Rust! I have rust. For the first time ever, rust on my roses. Not on my tough-as-old-boots Rosa ‘New Dawn’, but on my I-had-such-high-hopes-but-it-seems-they’re-coming-to-naught David Austin rose, R. ‘William Morris.’

Rust is a fungal disease, which spreads by spores. Sometimes, rust on roses is co-hosted by junipers, so I’ll have to inspect the tree in my neighbour M’s back yard.

As nine-tenths of pests and diseases have a cultural basis, however, I think I have only myself to blame: I moved ‘William Morris’ earlier this year, reducing its root system. Then we had that hot spell in April. It’s likely that the combination weakened the rose.

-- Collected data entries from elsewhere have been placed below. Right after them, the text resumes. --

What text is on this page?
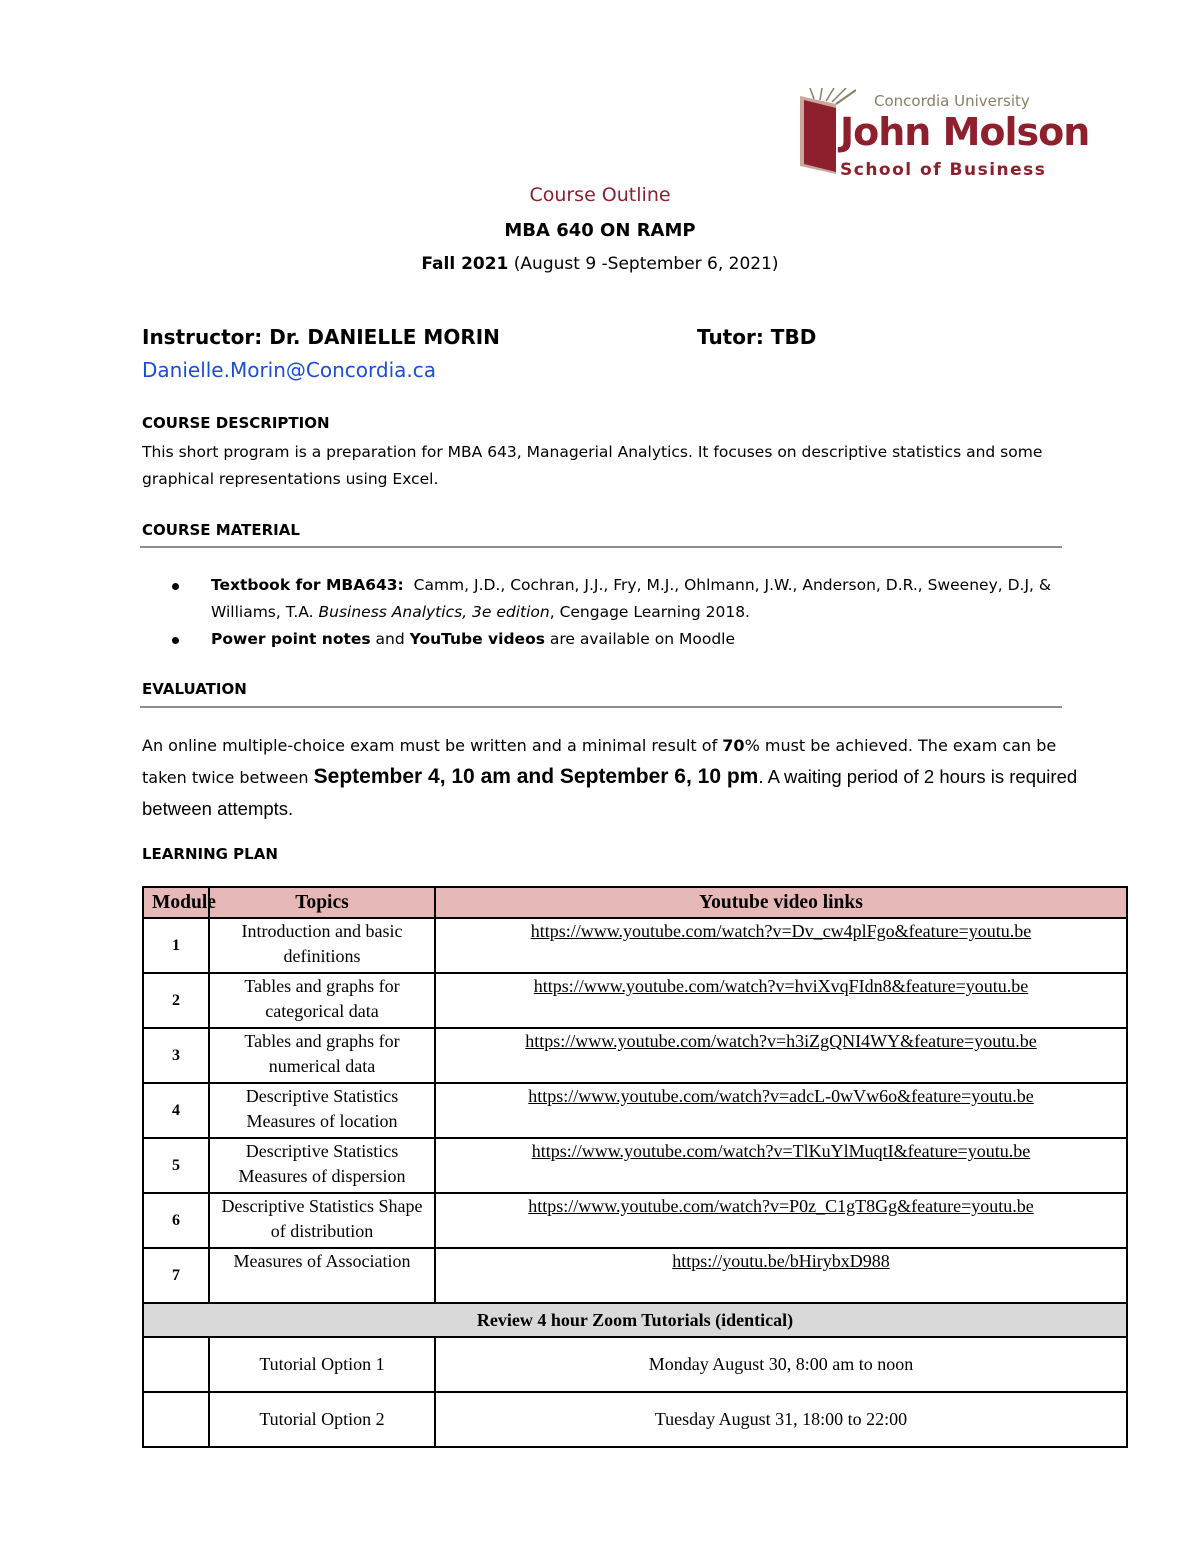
Concordia University
John Molson
School of Business
Course Outline
MBA 640 ON RAMP
Fall 2021 (August 9 -September 6, 2021)
Instructor: Dr. DANIELLE MORIN	Tutor: TBD
Danielle.Morin@Concordia.ca
COURSE DESCRIPTION
This short program is a preparation for MBA 643, Managerial Analytics. It focuses on descriptive statistics and some graphical representations using Excel.
COURSE MATERIAL
Textbook for MBA643: Camm, J.D., Cochran, J.J., Fry, M.J., Ohlmann, J.W., Anderson, D.R., Sweeney, D.J, & Williams, T.A. Business Analytics, 3e edition, Cengage Learning 2018.
Power point notes and YouTube videos are available on Moodle
EVALUATION
An online multiple-choice exam must be written and a minimal result of 70% must be achieved. The exam can be taken twice between September 4, 10 am and September 6, 10 pm. A waiting period of 2 hours is required between attempts.
LEARNING PLAN
Module	Topics	Youtube video links
1	Introduction and basic definitions	https://www.youtube.com/watch?v=Dv_cw4plFgo&feature=youtu.be
2	Tables and graphs for categorical data	https://www.youtube.com/watch?v=hviXvqFIdn8&feature=youtu.be
3	Tables and graphs for numerical data	https://www.youtube.com/watch?v=h3iZgQNI4WY&feature=youtu.be
4	Descriptive Statistics Measures of location	https://www.youtube.com/watch?v=adcL-0wVw6o&feature=youtu.be
5	Descriptive Statistics Measures of dispersion	https://www.youtube.com/watch?v=TlKuYlMuqtI&feature=youtu.be
6	Descriptive Statistics Shape of distribution	https://www.youtube.com/watch?v=P0z_C1gT8Gg&feature=youtu.be
7	Measures of Association	https://youtu.be/bHirybxD988
Review 4 hour Zoom Tutorials (identical)		
	Tutorial Option 1	Monday August 30, 8:00 am to noon
	Tutorial Option 2	Tuesday August 31, 18:00 to 22:00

With the recent cold, wet weather, the rust was ready to move in and found a willing host.

Here’s what the rust fruiting bodies look like on the back of the leaf.

You can control rust with a sulphur treatment, which is one of the things still permitted under the Ontario Pesticides Ban. So far, as it’s not too widespread, I’m taking the first line of defense, which has been to carefully remove the rusty leaves and discard them. Hopefully, that will delay the spread. Cross your fingers.


  1. I knew Juniper's give fruit tree's trouble, but I didn't relizes they bother the roses. I've never had rust, but I get black spot. Pain in the…..

  2. O wow I am so glad you posted this. I live near the Falls (Canadian Side)so same conditions as you up there in Toronto. I checked all my Roses to-day as well as other things and no rust just yet any way. I will keep an Eye on this for sure.

    I have found also to compliment your Sulpher suggestion is to keep the rain and watering completely off the plant. The Water drops splattering spreads the rust spores and contaminate even worse.

  3. I've never seen this condition before. It was dryer where I used to live. Thanks for bringing it to my attention. I hope things work out!

  4. Laura, Many fruit trees (such as apples, cherries, peaches, and even almonds) are in the larger rose (Rosaceae) family, and are susceptible to to some degree. What happens is that Junipers co-host the rust, and share it back and forth with the rose-family at different stages of its lifecycle.

    Reg, I'm glad you mentioned not watering the leaves and not splashing the soil upward when you water. That's very important to control of rust and other fungal diseases. Can't do too much about the raindrops, however.

    Aerelonian and Johnson, As I wrote, this is the first time I've had this problem in my garden on roses*. The 20+-year-old New Dawn, which is planted nearby, has no sign of it, touch wood. However, the leaves of the David Austin rose are much less glossy, so perhaps were a better target. Plus, as I said, moving the rose likely weakened it, compounded by unseasonably hot weather.

    *I do get rust on my hollyhocks. But then, who doesn't?